When you and Spandau Ballet were hanging out with the New Romantics down at the Blitz club, were you allowed to admit that you liked Pink Floyd?
[Laughs] No, it definitely wasn't. Any band, when they become huge, people are going to be contrary about them, but without any doubt, we were all listening to them secretly.
But the era that we’re dealing with, the Syd era, has always been hip. The first thing I ever played in my life with a band was Set The Controls For The Heart Of The Sun. It was in [boho publisher/author] Jay Landesman’s countercultural house in Islington. We were down in the basement, jamming this song with [actor] Phil Daniels and a couple of other guys. It went on for hours and hours.
When we did the second Spandau Ballet album [1982’s Diamond], we didn’t know what we were going with it – on one side of it was [hit single] Chant: No.1, but the other side was us totally trying to make a Floyd record, with soundscapes and the rest of it. We didn’t know if we were going to go prog or not. [Laughs] Obviously things turned out very differently.

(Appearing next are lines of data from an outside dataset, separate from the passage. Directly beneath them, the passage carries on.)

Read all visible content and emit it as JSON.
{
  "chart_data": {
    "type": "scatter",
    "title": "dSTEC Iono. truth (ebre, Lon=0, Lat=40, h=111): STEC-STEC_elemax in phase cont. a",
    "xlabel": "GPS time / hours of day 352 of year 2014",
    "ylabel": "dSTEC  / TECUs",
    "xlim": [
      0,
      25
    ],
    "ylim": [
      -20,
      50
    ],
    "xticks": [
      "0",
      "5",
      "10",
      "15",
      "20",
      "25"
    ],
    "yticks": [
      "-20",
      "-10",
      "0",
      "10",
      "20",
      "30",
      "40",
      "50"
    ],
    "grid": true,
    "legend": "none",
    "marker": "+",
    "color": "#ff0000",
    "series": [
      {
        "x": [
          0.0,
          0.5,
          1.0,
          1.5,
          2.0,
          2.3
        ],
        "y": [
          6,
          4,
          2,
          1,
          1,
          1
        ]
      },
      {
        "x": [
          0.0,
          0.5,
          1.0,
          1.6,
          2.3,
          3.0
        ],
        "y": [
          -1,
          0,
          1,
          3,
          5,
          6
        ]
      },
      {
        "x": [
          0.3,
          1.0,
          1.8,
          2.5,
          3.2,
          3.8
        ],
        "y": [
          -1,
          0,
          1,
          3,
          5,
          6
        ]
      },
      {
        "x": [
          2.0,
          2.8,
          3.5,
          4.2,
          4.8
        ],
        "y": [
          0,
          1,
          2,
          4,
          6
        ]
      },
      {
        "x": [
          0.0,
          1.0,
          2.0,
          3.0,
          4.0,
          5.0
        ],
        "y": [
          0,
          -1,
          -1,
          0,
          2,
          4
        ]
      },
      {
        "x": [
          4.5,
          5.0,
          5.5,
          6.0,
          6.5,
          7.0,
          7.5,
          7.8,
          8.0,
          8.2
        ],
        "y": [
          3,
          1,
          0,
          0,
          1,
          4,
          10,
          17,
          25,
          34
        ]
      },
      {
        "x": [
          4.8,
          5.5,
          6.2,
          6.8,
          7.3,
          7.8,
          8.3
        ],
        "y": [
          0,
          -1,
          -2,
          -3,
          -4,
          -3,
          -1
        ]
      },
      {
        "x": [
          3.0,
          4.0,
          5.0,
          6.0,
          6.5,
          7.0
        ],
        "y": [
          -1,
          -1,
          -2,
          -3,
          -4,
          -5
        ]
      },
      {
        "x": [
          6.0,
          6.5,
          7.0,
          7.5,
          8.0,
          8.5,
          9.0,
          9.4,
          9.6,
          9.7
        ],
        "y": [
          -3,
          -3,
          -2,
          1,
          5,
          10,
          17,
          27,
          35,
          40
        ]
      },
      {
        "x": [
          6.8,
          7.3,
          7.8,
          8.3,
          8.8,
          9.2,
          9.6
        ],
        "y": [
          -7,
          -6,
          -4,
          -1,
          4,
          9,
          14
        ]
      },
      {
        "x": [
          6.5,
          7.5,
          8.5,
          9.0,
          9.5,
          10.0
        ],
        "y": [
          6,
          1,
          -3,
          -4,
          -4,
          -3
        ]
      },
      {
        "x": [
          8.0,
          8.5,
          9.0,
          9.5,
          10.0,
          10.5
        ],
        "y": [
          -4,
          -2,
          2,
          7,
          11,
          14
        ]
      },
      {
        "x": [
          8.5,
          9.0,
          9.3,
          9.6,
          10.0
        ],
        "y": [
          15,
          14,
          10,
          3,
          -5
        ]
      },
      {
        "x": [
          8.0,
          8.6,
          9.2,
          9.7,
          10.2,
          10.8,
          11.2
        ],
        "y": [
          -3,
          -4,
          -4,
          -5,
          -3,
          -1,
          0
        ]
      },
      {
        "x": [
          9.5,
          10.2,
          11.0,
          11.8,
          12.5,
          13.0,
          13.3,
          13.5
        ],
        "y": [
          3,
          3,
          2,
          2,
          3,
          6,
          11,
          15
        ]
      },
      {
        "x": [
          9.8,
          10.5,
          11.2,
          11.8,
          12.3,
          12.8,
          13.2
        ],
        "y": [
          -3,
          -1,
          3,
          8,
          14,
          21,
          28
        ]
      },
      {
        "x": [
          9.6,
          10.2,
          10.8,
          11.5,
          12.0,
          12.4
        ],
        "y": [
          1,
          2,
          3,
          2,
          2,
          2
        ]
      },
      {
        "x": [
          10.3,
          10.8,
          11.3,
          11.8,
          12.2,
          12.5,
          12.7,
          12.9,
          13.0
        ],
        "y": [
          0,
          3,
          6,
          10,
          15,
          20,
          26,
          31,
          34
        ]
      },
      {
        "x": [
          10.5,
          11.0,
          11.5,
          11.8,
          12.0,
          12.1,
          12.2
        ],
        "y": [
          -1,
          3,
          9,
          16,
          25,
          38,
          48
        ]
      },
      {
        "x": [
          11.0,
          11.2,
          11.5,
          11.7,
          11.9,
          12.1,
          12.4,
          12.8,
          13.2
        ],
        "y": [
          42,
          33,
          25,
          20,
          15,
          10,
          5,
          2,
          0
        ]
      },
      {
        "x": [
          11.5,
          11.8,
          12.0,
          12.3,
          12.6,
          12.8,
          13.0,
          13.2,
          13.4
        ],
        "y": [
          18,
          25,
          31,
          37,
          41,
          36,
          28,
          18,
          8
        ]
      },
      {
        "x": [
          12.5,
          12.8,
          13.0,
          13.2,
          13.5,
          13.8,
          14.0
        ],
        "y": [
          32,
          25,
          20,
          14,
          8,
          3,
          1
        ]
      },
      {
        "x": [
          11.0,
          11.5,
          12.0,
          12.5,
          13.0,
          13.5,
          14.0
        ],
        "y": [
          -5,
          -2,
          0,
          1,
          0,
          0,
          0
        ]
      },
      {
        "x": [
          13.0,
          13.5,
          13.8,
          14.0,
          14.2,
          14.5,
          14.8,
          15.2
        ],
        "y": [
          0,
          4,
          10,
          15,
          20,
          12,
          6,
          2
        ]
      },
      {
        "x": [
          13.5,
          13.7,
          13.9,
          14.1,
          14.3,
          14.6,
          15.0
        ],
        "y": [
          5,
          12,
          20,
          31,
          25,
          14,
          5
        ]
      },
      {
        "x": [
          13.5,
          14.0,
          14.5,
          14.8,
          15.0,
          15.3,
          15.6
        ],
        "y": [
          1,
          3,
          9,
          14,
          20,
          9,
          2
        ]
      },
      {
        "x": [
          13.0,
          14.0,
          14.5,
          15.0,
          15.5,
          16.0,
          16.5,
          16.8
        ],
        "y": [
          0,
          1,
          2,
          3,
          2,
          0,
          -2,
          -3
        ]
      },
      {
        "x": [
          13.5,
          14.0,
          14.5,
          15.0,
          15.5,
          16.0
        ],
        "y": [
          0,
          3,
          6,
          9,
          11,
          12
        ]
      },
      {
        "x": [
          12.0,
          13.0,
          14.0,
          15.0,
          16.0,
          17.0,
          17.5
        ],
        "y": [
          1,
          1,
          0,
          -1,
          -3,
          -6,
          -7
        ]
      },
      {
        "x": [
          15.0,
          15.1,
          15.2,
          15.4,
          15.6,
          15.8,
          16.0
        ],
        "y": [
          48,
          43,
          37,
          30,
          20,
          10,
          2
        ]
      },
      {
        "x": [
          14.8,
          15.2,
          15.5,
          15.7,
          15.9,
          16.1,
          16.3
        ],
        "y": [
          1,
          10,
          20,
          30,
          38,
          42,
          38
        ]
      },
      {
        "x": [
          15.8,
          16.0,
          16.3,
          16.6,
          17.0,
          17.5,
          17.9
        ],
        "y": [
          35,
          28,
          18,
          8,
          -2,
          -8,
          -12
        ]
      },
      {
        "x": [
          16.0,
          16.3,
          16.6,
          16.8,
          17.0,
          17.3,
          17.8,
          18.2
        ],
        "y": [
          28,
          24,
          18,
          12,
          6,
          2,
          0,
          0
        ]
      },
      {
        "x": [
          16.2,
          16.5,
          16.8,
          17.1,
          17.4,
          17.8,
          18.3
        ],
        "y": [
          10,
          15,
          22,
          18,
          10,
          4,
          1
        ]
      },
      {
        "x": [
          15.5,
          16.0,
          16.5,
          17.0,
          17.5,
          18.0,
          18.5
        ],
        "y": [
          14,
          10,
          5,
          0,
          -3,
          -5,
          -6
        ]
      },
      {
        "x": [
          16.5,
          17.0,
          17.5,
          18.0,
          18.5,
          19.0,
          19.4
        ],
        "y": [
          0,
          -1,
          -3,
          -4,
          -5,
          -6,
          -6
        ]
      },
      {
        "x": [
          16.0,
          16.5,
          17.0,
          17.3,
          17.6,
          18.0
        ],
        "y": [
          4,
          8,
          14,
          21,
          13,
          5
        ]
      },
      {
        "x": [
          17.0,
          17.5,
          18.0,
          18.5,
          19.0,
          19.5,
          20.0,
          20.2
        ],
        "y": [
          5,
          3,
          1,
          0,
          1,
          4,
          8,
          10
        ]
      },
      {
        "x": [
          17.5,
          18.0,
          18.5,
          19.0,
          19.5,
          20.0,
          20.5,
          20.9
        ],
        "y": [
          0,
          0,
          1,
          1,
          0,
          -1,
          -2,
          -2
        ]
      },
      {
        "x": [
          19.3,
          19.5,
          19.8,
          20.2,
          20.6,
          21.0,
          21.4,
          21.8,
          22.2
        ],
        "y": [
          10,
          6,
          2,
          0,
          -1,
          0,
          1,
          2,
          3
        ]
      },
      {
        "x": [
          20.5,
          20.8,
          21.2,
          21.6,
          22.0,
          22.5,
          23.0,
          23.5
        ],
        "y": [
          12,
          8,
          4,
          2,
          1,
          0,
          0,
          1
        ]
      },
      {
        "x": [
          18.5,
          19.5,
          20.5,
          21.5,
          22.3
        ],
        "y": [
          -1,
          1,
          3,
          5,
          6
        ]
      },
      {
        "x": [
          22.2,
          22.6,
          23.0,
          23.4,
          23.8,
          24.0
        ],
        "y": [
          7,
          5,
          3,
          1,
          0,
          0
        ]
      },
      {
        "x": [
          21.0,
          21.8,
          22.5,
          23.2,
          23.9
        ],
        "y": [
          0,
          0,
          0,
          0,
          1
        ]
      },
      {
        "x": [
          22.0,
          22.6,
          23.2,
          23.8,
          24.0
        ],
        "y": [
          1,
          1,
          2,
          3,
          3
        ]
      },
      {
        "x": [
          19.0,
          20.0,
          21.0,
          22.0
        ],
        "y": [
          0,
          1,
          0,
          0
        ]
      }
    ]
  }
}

But Syd has never been anything but an icon in the world of fashion and art. He was forever hip. I think Roger was right to hang on to him as an icon within the band as a kind of invisible fifth member, and to write albums and tracks about him. That was a very clever thing to do, even though it was done for emotional reasons.
Speaking of Roger, he joined Saucerful Of Secrets onstage in New York to play Set The Controls For The Heart Of The Sun. What was it like being up there with two members of Pink Floyd?
One of the highlights of my musical career, but also utterly intimidating. [Laughs] I didn’t want him to look me in the eye. Me and Guy are musical control freaks, and it was a little bit out of control. We hadn’t soundchecked, which worried me a little. But Roger’s such a pro, plus it’s a song you can elongate – it’s not, like, “Oh, we’ve got to go to the bridge.”
But yeah, it was a great moment, because him and Nick were there right at the beginning. They have those memories of going to America the first time with Syd, and what that must have been like - a bunch of kids experimenting and trying to sell something that was bigger than the band, this youth movement. So there was a massive smile on my face. Obviously, it isn’t very Floyd to smile onstage, is it?
So have you tried to get David Gilmour to join you onstage?
[Laughs] We’d be more than happy. Obviously, Guy knows him. But we don’t need to ask him. If he wants to, I’m sure he’d ask us.
Do ever think, “I fancy having a crack at Money or Comfortably Numb”?
All the solos that I do, or Lee [Harris, co-guitarist] does, are made up by us. They’re not copying anything Syd or David did before. In fact there are solos where there weren’t solos before - I do a solo at the end of A Saucerful Of Secrets, which wasn’t even there on the record
With songs like Comfortably Numb, the solos get purple, which is a phrase people use in the theatre for lines like, “To be or not to be”, which everybody knows and people can’t bear to hear it any other way. Everybody knows every lick in those songs, so if we played them it would just turn us into a bunch of session players, which we’re not. So we’ve tried to avoid that.
Also, they were a much bigger band when they started doing those songs, in terms of the number of people onstage. They were going out with double keyboard players and three backing singers and lots of saxophones. There are only five of us, and we want to keep the kind of sound we have.
The flipside of that is, could you imagine writing new material with this line-up?
I've mentioned it to Nick, and it is something I'd be ready to talk about, but it’s really got to come from him. If David writes a song, or Roger writes a song, it's different because they're going get up and sing it, but with us, it would need to be something where Nick would be heavily involved. But I'm not closing any doors on it.
Saucerful Of Secrets’ Live At The Roundhouse is out now. Gary Kemp’s new solo album, Insolo, is out on June 25.